May 5, 2004
Sun Microsystems on Wednesday opened a facility in Dallas where it will work with product vendors to test Radio Frequency Identification (RFID) compliance and deployment.
RFID, which retailer Wal-Mart is mandating its top 100 suppliers to implement by Jan. 1, 2005 for tracking and inventory control, is a major play for Sun, which has been aggressively marketing its Java-based software as a cornerstone of RFID. The Sun RFID Test Center is designed as a controlled environment to simulate a variety of scenarios within an actual distribution center or warehouse, and allows companies eager to move on RFID to perform full-scale compliance testing and model tag deployments, said Sun before the center's grand opening.

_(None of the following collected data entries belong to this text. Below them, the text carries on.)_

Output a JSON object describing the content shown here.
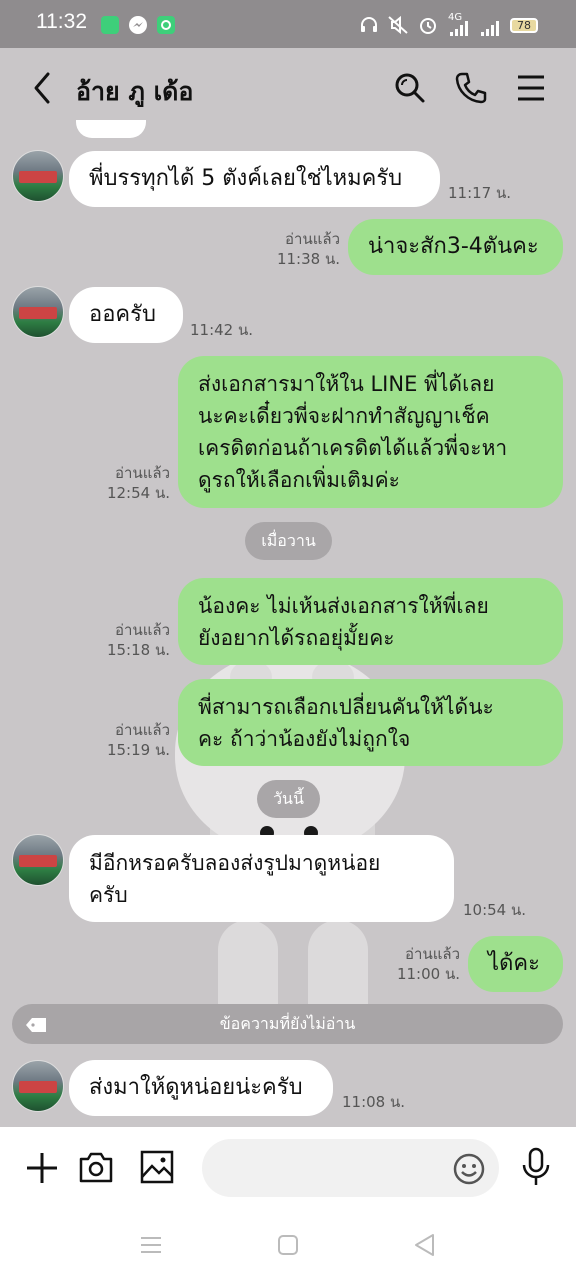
{
  "status_bar": {
    "time": "11:32",
    "battery": "78",
    "network": "4G",
    "icons": [
      "app-green-icon",
      "messenger-icon",
      "settings-app-icon",
      "headset-icon",
      "mute-icon",
      "alarm-icon",
      "signal-icon",
      "signal-icon",
      "battery-icon"
    ]
  },
  "header": {
    "title": "อ้าย ภู เด้อ",
    "icons": [
      "back-icon",
      "search-icon",
      "phone-icon",
      "menu-icon"
    ]
  },
  "messages": [
    {
      "dir": "in",
      "text": "พี่บรรทุกได้ 5 ตังค์เลยใช่ไหมครับ",
      "time": "11:17 น."
    },
    {
      "dir": "out",
      "text": "น่าจะสัก3-4ตันคะ",
      "read": "อ่านแล้ว",
      "time": "11:38 น."
    },
    {
      "dir": "in",
      "text": "ออครับ",
      "time": "11:42 น."
    },
    {
      "dir": "out",
      "lines": [
        "ส่งเอกสารมาให้ใน LINE พี่ได้เลย",
        "นะคะเดี๋ยวพี่จะฝากทำสัญญาเช็ค",
        "เครดิตก่อนถ้าเครดิตได้แล้วพี่จะหา",
        "ดูรถให้เลือกเพิ่มเติมค่ะ"
      ],
      "read": "อ่านแล้ว",
      "time": "12:54 น."
    },
    {
      "dir": "out",
      "lines": [
        "น้องคะ ไม่เห้นส่งเอกสารให้พี่เลย",
        "ยังอยากได้รถอยุ่มั้ยคะ"
      ],
      "read": "อ่านแล้ว",
      "time": "15:18 น."
    },
    {
      "dir": "out",
      "lines": [
        "พี่สามารถเลือกเปลี่ยนคันให้ได้นะ",
        "คะ ถ้าว่าน้องยังไม่ถูกใจ"
      ],
      "read": "อ่านแล้ว",
      "time": "15:19 น."
    },
    {
      "dir": "in",
      "lines": [
        "มีอีกหรอครับลองส่งรูปมาดูหน่อย",
        "ครับ"
      ],
      "time": "10:54 น."
    },
    {
      "dir": "out",
      "text": "ได้คะ",
      "read": "อ่านแล้ว",
      "time": "11:00 น."
    },
    {
      "dir": "in",
      "text": "ส่งมาให้ดูหน่อยน่ะครับ",
      "time": "11:08 น."
    }
  ],
  "date_dividers": [
    "เมื่อวาน",
    "วันนี้"
  ],
  "unread_divider": "ข้อความที่ยังไม่อ่าน",
  "input_bar": {
    "placeholder": "",
    "icons": [
      "plus-icon",
      "camera-icon",
      "image-icon",
      "emoji-icon",
      "microphone-icon"
    ]
  },
  "nav_bar": {
    "icons": [
      "recents-icon",
      "home-icon",
      "back-nav-icon"
    ]
  }
}
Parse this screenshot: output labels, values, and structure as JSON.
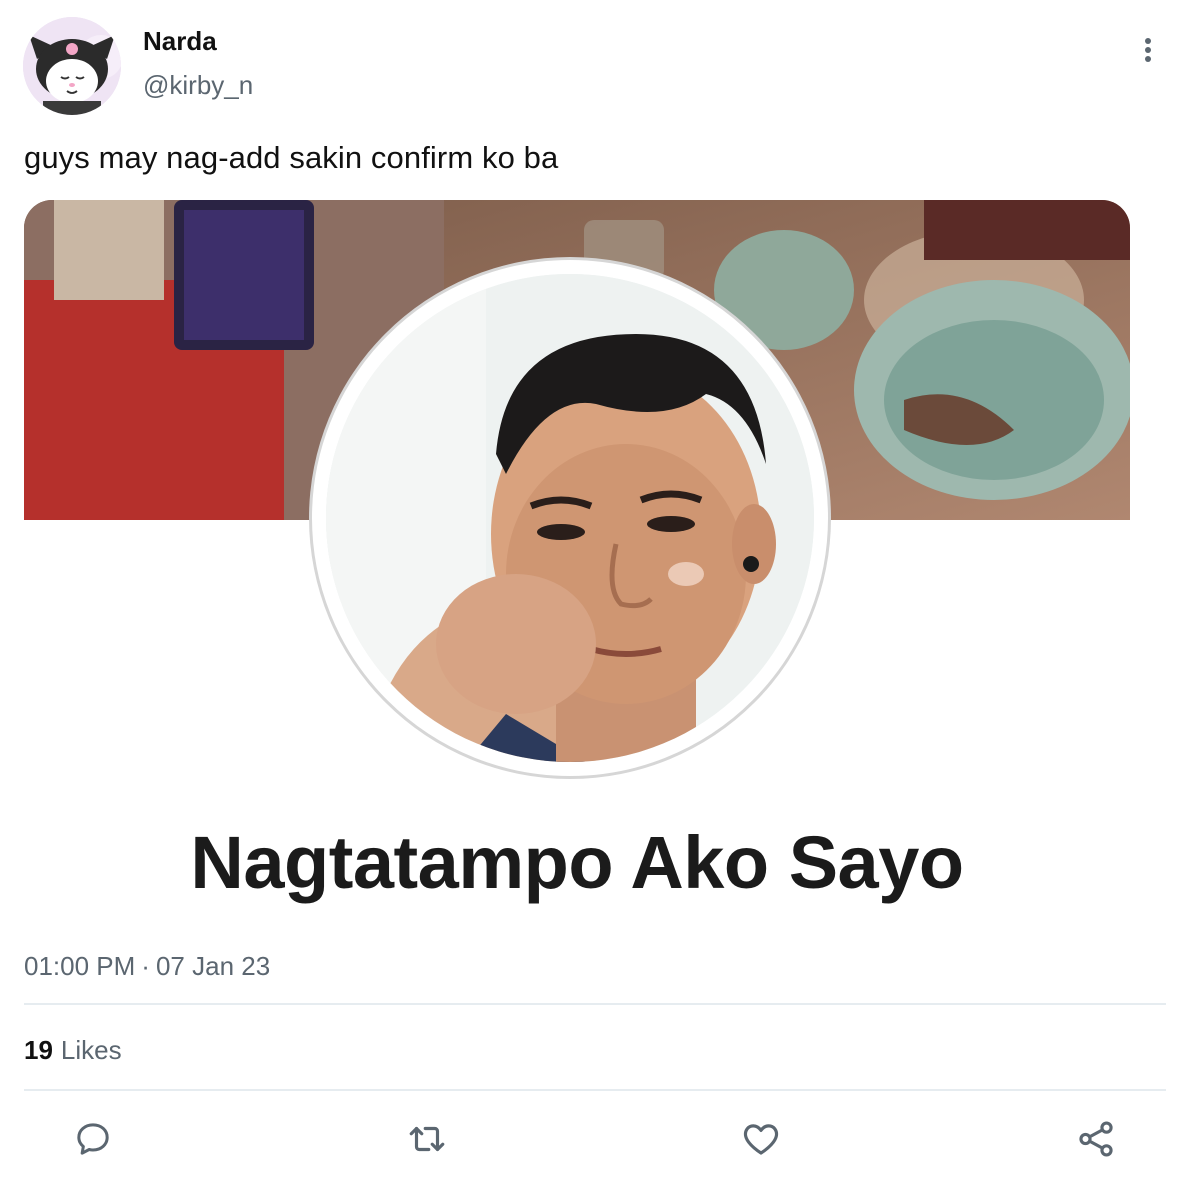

The Center includes back-end and RFID equipment -- ranging from tags and readers to wireless infrastructure and warehouse management software -- from Sun and its partners. The latter include ADT Security Services, i2, Nortel, ProdexNet, Texas Instruments, and Venture Research. “Our goal is to provide customers with access to the technology and the systems needed to test their RFID implementations, and to reduce the time and overall cost required for customers to meet these mandates,” Larry Singer, a senior vice president at Sun, said in a statement. The Dallas area is a hot-bed for RFID testing. Last week, the discount retailer began accepting RFID-tagged goods from eight manufacturers at its Sanger, Texas regional distribution center, located approximately 50 miles north of Dallas. The tagged products will be used in a test involving seven Wal-Mart stores in the Dallas metro area.